Nov 15 - 8AM (Reply to #10)
blueeyes
blueeyes's picture

Also...

Seeing Narc's everywhere is another normal phase. Our radar seems to peak in the beginning. This is a useful tool for the future. XOXO
Nov 16 - 11PM (Reply to #11)
Ava
Ava's picture

Thanks blueeyes

That's actually a huge relief!! :) I thought I was just getting paranoid & overreacting. I'm well on the way to thinking my sister is a narc.... Explains a lot for me & making me think maybe that's part of the reason why I missed or ignored so many red flags with my exN.... Hmmm.
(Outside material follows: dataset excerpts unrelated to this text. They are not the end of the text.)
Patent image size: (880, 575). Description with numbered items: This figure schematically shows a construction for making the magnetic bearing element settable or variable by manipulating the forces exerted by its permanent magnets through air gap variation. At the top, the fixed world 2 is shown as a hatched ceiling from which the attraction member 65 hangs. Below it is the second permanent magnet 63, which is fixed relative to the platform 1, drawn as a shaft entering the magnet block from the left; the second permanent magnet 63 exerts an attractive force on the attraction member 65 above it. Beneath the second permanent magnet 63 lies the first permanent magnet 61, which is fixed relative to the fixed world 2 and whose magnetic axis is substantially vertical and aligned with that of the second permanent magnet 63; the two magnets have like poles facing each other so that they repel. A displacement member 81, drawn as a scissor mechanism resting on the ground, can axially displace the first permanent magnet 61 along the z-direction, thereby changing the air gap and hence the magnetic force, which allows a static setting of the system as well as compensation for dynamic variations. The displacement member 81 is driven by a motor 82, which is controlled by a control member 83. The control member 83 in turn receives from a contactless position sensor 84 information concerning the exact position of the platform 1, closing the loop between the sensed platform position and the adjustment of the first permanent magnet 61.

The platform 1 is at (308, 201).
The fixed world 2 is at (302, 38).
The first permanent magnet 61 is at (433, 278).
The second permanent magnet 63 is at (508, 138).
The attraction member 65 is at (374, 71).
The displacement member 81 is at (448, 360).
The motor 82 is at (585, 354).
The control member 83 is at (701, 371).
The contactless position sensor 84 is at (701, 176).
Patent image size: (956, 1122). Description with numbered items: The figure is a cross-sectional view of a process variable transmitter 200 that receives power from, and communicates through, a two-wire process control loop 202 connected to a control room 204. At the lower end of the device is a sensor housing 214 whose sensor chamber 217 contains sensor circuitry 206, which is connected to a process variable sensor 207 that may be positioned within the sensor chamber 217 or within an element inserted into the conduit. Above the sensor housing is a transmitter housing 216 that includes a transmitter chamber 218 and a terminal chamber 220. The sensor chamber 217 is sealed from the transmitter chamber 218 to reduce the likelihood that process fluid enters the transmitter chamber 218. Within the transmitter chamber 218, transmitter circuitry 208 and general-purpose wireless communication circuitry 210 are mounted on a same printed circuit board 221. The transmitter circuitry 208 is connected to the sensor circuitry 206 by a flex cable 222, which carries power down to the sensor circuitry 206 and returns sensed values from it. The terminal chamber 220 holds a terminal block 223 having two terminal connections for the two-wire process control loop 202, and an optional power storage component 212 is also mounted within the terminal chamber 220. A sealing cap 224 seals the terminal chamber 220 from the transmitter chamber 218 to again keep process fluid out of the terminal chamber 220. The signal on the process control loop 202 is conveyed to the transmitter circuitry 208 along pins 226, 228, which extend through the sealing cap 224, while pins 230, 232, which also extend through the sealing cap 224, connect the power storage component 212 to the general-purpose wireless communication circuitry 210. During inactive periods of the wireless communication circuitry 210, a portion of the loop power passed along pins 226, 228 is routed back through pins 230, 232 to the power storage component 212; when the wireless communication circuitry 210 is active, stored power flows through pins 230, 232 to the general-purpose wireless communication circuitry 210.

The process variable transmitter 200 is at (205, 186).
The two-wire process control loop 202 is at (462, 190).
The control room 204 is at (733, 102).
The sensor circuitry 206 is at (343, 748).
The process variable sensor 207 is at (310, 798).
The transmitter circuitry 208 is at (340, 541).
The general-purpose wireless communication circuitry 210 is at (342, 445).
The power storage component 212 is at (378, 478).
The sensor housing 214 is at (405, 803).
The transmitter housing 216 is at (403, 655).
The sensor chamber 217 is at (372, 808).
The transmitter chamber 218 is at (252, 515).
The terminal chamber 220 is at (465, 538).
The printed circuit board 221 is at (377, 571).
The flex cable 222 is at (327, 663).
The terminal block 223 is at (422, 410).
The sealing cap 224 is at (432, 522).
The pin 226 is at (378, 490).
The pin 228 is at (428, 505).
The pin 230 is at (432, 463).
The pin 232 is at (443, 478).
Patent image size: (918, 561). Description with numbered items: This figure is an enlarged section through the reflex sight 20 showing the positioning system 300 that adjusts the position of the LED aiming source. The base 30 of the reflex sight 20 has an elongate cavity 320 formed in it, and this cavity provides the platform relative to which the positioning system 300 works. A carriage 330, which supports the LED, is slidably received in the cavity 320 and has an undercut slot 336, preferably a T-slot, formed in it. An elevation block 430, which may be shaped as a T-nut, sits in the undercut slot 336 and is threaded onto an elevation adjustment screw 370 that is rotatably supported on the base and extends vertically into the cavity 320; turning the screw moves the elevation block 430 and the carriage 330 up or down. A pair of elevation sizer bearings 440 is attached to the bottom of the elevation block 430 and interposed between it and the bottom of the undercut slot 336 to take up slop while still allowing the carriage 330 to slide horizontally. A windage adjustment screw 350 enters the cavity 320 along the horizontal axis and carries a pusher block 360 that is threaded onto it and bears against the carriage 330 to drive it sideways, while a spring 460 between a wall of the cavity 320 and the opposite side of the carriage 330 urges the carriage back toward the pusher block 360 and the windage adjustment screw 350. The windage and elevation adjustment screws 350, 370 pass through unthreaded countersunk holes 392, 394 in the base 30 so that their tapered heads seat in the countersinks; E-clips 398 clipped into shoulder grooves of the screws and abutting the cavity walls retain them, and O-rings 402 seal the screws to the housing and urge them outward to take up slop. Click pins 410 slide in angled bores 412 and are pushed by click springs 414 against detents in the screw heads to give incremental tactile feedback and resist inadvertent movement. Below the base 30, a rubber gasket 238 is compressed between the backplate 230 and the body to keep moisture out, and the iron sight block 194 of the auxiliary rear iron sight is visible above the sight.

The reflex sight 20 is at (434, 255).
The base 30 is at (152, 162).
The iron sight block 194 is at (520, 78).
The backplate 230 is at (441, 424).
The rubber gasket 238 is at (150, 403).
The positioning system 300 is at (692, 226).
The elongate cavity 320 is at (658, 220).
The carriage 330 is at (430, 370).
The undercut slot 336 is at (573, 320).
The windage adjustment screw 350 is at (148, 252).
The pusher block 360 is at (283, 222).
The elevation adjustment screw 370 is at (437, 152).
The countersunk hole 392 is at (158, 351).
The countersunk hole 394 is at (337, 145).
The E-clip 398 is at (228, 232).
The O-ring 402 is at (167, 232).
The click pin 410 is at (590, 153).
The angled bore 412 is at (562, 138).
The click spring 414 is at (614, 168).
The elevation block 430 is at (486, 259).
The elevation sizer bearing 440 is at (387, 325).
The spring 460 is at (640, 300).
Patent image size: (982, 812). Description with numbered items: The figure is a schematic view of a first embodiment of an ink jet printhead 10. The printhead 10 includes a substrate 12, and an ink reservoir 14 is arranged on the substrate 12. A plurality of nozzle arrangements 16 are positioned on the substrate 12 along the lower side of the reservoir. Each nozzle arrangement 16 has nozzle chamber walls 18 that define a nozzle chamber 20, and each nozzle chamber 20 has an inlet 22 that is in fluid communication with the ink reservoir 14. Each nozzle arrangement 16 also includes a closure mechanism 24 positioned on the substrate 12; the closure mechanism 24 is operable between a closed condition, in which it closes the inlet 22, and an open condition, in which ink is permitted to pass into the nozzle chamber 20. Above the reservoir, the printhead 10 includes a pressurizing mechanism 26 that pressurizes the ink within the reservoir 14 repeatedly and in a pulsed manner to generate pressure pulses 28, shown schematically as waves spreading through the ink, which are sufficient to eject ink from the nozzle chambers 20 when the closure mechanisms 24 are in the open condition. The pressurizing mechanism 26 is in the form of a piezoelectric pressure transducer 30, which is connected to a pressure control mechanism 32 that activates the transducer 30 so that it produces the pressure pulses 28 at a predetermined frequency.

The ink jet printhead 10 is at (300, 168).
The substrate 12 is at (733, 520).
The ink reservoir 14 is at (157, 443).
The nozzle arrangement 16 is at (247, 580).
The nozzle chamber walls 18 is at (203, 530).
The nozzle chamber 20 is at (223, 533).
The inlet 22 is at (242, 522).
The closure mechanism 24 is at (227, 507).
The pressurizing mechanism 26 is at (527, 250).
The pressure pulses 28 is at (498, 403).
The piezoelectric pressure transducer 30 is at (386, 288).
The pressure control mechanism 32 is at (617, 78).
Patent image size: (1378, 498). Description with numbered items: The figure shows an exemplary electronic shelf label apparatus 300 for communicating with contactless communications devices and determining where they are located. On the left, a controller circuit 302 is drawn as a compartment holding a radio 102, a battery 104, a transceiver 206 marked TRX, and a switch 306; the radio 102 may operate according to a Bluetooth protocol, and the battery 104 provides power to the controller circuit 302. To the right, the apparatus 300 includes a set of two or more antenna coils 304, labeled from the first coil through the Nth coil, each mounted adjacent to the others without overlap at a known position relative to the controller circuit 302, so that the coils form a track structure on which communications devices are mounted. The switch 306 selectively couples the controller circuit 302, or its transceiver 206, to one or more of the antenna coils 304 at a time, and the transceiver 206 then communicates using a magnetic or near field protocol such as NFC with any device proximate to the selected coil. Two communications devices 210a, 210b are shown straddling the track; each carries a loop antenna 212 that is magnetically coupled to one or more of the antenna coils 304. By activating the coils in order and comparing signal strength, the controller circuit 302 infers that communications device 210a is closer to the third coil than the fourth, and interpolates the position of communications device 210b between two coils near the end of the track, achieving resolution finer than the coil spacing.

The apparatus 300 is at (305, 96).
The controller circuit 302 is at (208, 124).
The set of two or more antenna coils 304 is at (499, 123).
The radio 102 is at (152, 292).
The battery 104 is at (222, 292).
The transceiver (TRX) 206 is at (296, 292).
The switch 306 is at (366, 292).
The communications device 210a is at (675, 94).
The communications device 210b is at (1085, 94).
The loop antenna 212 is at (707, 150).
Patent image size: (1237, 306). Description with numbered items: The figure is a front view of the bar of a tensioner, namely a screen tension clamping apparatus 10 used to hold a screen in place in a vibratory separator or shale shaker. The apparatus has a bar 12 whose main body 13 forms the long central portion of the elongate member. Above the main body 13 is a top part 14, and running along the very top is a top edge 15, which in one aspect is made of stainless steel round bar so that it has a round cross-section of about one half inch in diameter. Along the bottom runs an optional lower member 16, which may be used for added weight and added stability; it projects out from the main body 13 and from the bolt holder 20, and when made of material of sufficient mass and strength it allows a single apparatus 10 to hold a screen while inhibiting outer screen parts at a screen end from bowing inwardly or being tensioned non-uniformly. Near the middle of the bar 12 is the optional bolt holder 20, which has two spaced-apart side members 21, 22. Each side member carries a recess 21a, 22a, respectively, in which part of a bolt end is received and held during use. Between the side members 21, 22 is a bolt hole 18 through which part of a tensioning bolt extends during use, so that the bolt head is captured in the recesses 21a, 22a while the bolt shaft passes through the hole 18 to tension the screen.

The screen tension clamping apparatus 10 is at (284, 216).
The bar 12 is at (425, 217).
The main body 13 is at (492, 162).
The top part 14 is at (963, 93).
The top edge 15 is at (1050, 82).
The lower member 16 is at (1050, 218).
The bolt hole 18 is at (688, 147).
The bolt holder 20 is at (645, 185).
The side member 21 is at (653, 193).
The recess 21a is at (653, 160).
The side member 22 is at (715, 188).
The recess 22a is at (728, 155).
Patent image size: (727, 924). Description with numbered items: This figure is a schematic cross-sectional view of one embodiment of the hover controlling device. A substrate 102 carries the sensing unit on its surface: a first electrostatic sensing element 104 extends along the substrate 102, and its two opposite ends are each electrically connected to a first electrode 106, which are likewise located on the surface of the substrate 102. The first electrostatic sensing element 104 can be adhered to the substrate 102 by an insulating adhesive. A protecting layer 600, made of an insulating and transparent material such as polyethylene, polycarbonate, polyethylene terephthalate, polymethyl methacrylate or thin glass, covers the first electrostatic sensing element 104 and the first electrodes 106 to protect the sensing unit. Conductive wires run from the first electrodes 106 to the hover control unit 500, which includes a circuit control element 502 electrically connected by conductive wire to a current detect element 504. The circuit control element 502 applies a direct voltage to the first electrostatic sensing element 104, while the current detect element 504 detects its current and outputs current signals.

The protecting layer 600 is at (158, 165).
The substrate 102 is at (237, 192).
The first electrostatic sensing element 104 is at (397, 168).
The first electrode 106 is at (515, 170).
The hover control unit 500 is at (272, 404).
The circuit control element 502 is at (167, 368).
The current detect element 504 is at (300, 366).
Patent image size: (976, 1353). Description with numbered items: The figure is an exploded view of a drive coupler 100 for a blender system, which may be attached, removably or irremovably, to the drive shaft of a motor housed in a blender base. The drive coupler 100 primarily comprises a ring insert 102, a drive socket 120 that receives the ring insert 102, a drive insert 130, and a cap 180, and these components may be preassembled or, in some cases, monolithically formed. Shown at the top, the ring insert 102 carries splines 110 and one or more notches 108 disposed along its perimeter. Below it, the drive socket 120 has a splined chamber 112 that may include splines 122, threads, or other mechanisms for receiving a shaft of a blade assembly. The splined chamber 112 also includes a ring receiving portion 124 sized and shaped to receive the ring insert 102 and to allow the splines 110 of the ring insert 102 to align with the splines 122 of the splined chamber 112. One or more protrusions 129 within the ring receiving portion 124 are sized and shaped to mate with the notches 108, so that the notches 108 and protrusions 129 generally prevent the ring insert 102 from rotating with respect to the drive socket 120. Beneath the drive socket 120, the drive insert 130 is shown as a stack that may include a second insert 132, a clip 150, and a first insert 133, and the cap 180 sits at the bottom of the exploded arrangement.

I'm going to think more on this now & see if I can hone my tool ! Rather than ignoring & calling myself paranoid!! Ava xx

Ava

Nov 15 - 7AM
michele115 (not verified)
Anonymous's picture

Don't Apologize

Welcome...you've come to the right place...I have some errands to run, but I look forward to communicating with you more... Very sorry to hear how the Narc left - it is traumatic... I do agree, this board is a lifesaver, and no - not many understand the dynamics of how dysfunctional a relationship with a Narc can be. Once you become more aware and learn more, you may even begin to see some characteristics in friends...lots of us are now in the weeding out of "friends" stage as well. You are not feeling anything that is unfamiliar to us... So happy you found this board - it really is a beautiful place. TTYL Hugs!